The catalogue for a 2014 Daniel Barkley exhibition at the Musée d’Art Contemporain des Laurentides in Saint-Jerome, Quèbec, includes an excellent introduction to his work:

The dramatic intensity Daniel Barkley’s paintings emanate attracts and holds the eye with such strength that the works disturb, fascinate, and intrigue the viewer. We try to understand, to scrutinise the expressions of the figures, to connect to what they are experiencing. At times we want to be there, to take part in the ritual, the dream, the drama that is unfolding before us. Barkley leads us back into those unresolved, worried, anxious places deep within ourselves, without ever lapsing into the facile or the morbid. The viewer might feel uneasy faced with certain cathartic scenes, faced with the absurd realism of the paintings which feature nightmarish imagery, or with the fixed stares of some of the figures. Nevertheless, a seemingly magical attraction radiates from these works.

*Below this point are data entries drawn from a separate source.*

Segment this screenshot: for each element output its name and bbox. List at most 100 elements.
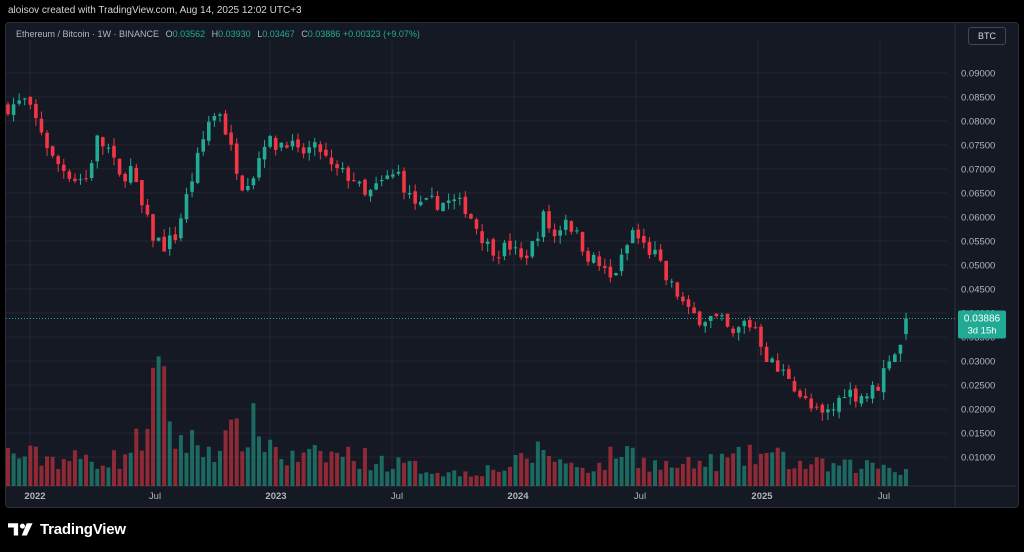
- volume-bar: [898, 474, 903, 486]
- candle-body: [575, 230, 579, 232]
- candle-body: [240, 175, 245, 191]
- volume-bar: [385, 471, 390, 486]
- volume-bar: [407, 461, 412, 486]
- volume-bar: [374, 464, 379, 486]
- volume-bar: [212, 462, 217, 486]
- volume-bar: [798, 460, 803, 486]
- candle-body: [352, 180, 356, 182]
- candle-body: [212, 115, 217, 121]
- y-tick-label: 0.05000: [961, 261, 995, 272]
- volume-bar: [201, 457, 206, 486]
- candle-body: [262, 146, 267, 160]
- candle-body: [229, 132, 233, 145]
- candle-body: [558, 230, 562, 236]
- candle-body: [246, 186, 250, 190]
- volume-bar: [731, 453, 736, 486]
- candle-body: [257, 158, 261, 178]
- volume-bar: [111, 450, 116, 486]
- volume-bar: [340, 456, 345, 486]
- volume-bar: [329, 451, 334, 486]
- candle-body: [647, 241, 652, 255]
- candle-body: [714, 313, 719, 317]
- volume-bar: [859, 468, 864, 486]
- y-tick-label: 0.06000: [961, 212, 995, 223]
- high-label: H: [211, 29, 219, 39]
- volume-bar: [463, 471, 468, 486]
- open-value: 0.03562: [172, 29, 206, 39]
- candle-body: [112, 145, 116, 158]
- y-tick-label: 0.01000: [961, 453, 995, 464]
- attribution-text: aloisov created with TradingView.com, Au…: [8, 5, 302, 16]
- volume-bar: [229, 419, 234, 486]
- volume-bar: [625, 446, 630, 486]
- volume-bar: [11, 453, 16, 486]
- volume-bar: [697, 460, 702, 486]
- candle-body: [156, 237, 161, 241]
- candle-body: [45, 132, 49, 148]
- volume-bar: [368, 470, 373, 486]
- candle-body: [809, 398, 813, 409]
- candle-body: [162, 236, 166, 252]
- volume-bar: [162, 366, 167, 486]
- candle-body: [630, 230, 635, 244]
- x-tick-label: Jul: [634, 491, 646, 502]
- volume-bar: [775, 447, 780, 486]
- candle-body: [340, 167, 345, 170]
- volume-bar: [78, 459, 83, 486]
- candle-body: [781, 369, 786, 371]
- volume-bar: [485, 465, 490, 486]
- volume-bar: [692, 468, 697, 486]
- volume-bar: [323, 462, 328, 486]
- candle-body: [653, 249, 657, 255]
- candle-body: [519, 248, 523, 258]
- volume-bar: [870, 462, 875, 486]
- volume-bar: [619, 456, 624, 486]
- candle-body: [251, 178, 256, 186]
- volume-bar: [513, 455, 518, 486]
- volume-bar: [825, 471, 830, 486]
- candle-body: [524, 255, 529, 259]
- volume-bar: [396, 457, 401, 486]
- volume-bar: [89, 461, 94, 486]
- y-tick-label: 0.02500: [961, 381, 995, 392]
- candle-body: [89, 163, 94, 179]
- volume-bar: [100, 465, 105, 486]
- currency-button[interactable]: BTC: [968, 27, 1006, 45]
- volume-bar: [357, 468, 362, 486]
- volume-bar: [106, 467, 111, 486]
- price-tag-value: 0.03886: [964, 314, 1001, 325]
- brand-name: TradingView: [40, 520, 126, 538]
- volume-bar: [279, 459, 284, 486]
- candle-body: [290, 140, 295, 147]
- volume-bar: [641, 457, 646, 486]
- candle-body: [140, 180, 144, 206]
- candle-body: [608, 266, 613, 278]
- volume-bar: [803, 468, 808, 486]
- candle-body: [218, 114, 222, 116]
- candle-body: [497, 257, 501, 259]
- volume-bar: [156, 356, 161, 486]
- candle-body: [569, 221, 574, 232]
- volume-bar: [892, 472, 897, 486]
- volume-bar: [184, 452, 189, 486]
- y-tick-label: 0.02000: [961, 405, 995, 416]
- candle-body: [301, 147, 306, 154]
- volume-bar: [831, 463, 836, 486]
- candle-body: [826, 409, 830, 413]
- candle-body: [190, 181, 194, 192]
- volume-bar: [290, 450, 295, 486]
- symbol-title[interactable]: Ethereum / Bitcoin · 1W · BINANCE: [16, 29, 160, 39]
- candle-body: [731, 328, 735, 334]
- candle-body: [179, 218, 183, 239]
- volume-bar: [117, 468, 122, 486]
- volume-bar: [84, 454, 89, 486]
- candle-body: [167, 235, 172, 250]
- candle-body: [603, 265, 607, 268]
- volume-bar: [128, 452, 133, 486]
- candle-body: [748, 319, 752, 328]
- volume-bar: [881, 464, 886, 486]
- volume-bar: [491, 469, 496, 486]
- candle-body: [870, 384, 875, 399]
- x-tick-label: Jul: [878, 491, 890, 502]
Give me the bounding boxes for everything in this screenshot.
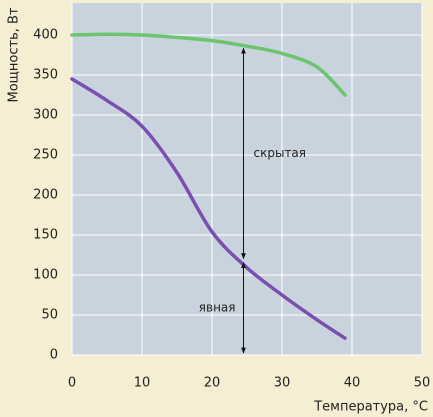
y-tick-label: 50 — [41, 308, 58, 323]
plot-area — [72, 3, 422, 355]
x-tick-label: 30 — [274, 376, 291, 391]
y-tick-label: 350 — [33, 68, 58, 83]
y-tick-label: 200 — [33, 188, 58, 203]
annotation-label: скрытая — [254, 146, 307, 160]
x-tick-label: 10 — [134, 376, 151, 391]
x-tick-label: 20 — [204, 376, 221, 391]
y-tick-label: 100 — [33, 268, 58, 283]
line-series — [70, 32, 347, 97]
x-tick-label: 0 — [68, 376, 76, 391]
y-tick-label: 400 — [33, 28, 58, 43]
x-tick-label: 40 — [344, 376, 361, 391]
y-tick-label: 250 — [33, 148, 58, 163]
x-axis-label: Температура, °C — [313, 400, 428, 415]
x-tick-label: 50 — [414, 376, 431, 391]
y-axis-label: Мощность, Вт — [7, 7, 22, 102]
line-series — [70, 77, 347, 340]
annotation-label: явная — [199, 300, 236, 314]
y-tick-label: 300 — [33, 108, 58, 123]
y-tick-label: 150 — [33, 228, 58, 243]
y-tick-label: 0 — [50, 348, 58, 363]
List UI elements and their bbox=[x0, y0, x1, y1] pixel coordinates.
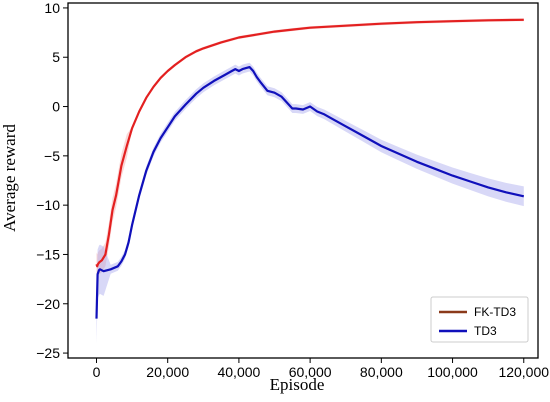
legend-label-td3: TD3 bbox=[474, 324, 497, 338]
axes: 0 20,000 40,000 60,000 80,000 100,000 120,000 −… bbox=[36, 0, 549, 380]
y-tick-label: 5 bbox=[52, 49, 60, 65]
x-tick-label: 20,000 bbox=[146, 364, 189, 380]
y-axis-label: Average reward bbox=[0, 124, 19, 232]
x-tick-label: 60,000 bbox=[289, 364, 332, 380]
x-tick-label: 40,000 bbox=[217, 364, 260, 380]
x-tick-label: 80,000 bbox=[360, 364, 403, 380]
y-tick-label: 0 bbox=[52, 99, 60, 115]
x-tick-label: 120,000 bbox=[498, 364, 549, 380]
plot-frame bbox=[67, 2, 539, 359]
band-fk-td3 bbox=[96, 18, 524, 279]
confidence-bands bbox=[96, 18, 524, 344]
y-tick-label: −10 bbox=[36, 197, 60, 213]
y-tick-label: −5 bbox=[44, 148, 60, 164]
y-tick-label: −25 bbox=[36, 345, 60, 361]
series-line-td3 bbox=[95, 65, 525, 319]
x-tick-label: 0 bbox=[93, 364, 101, 380]
legend: FK-TD3 TD3 bbox=[430, 296, 529, 343]
x-axis-label: Episode bbox=[270, 375, 325, 394]
x-tick-label: 100,000 bbox=[427, 364, 478, 380]
y-tick-label: −15 bbox=[36, 246, 60, 262]
legend-label-fk-td3: FK-TD3 bbox=[474, 305, 516, 319]
series-lines bbox=[95, 18, 525, 319]
y-tick-label: −20 bbox=[36, 296, 60, 312]
y-tick-label: 10 bbox=[44, 0, 60, 16]
series-line-fk-td3 bbox=[95, 18, 524, 268]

In all of these paintings, the naked body is featured openly, simply without artifice. Stripped of its clothing-mask, endowed with a raw, never indecent, nudity; the expressive power of the figure increases tenfold. In this way, it seems to convey the whole truth of its emotion, the intense reality of the inner drama being lived, the fragility of its physical shell. The body, sometimes covered by golden mud, sometimes soiled with black oil or tattooed with esoteric signs and symbols, takes on poses that indicate ecstasy, madness or the dream state.
In this selection of Daniel Barkley’s paintings we have grouped them by their dominant theme – naked portraits, ‘blue’ paintings featuring bodies clothed in blue dye, ‘gold’ paintings similarly adorned with gold leaf, bicycles, wooden horses, boats (including his Embarcation, 2002, and Ship of Fools, 1997), and finally Exorcism (1999), Road to Bethesda (1997), and Procession (2002), concluding with two of his very few paintings of women, Susana as Saint Roch (2005) and The Anchoress (2005).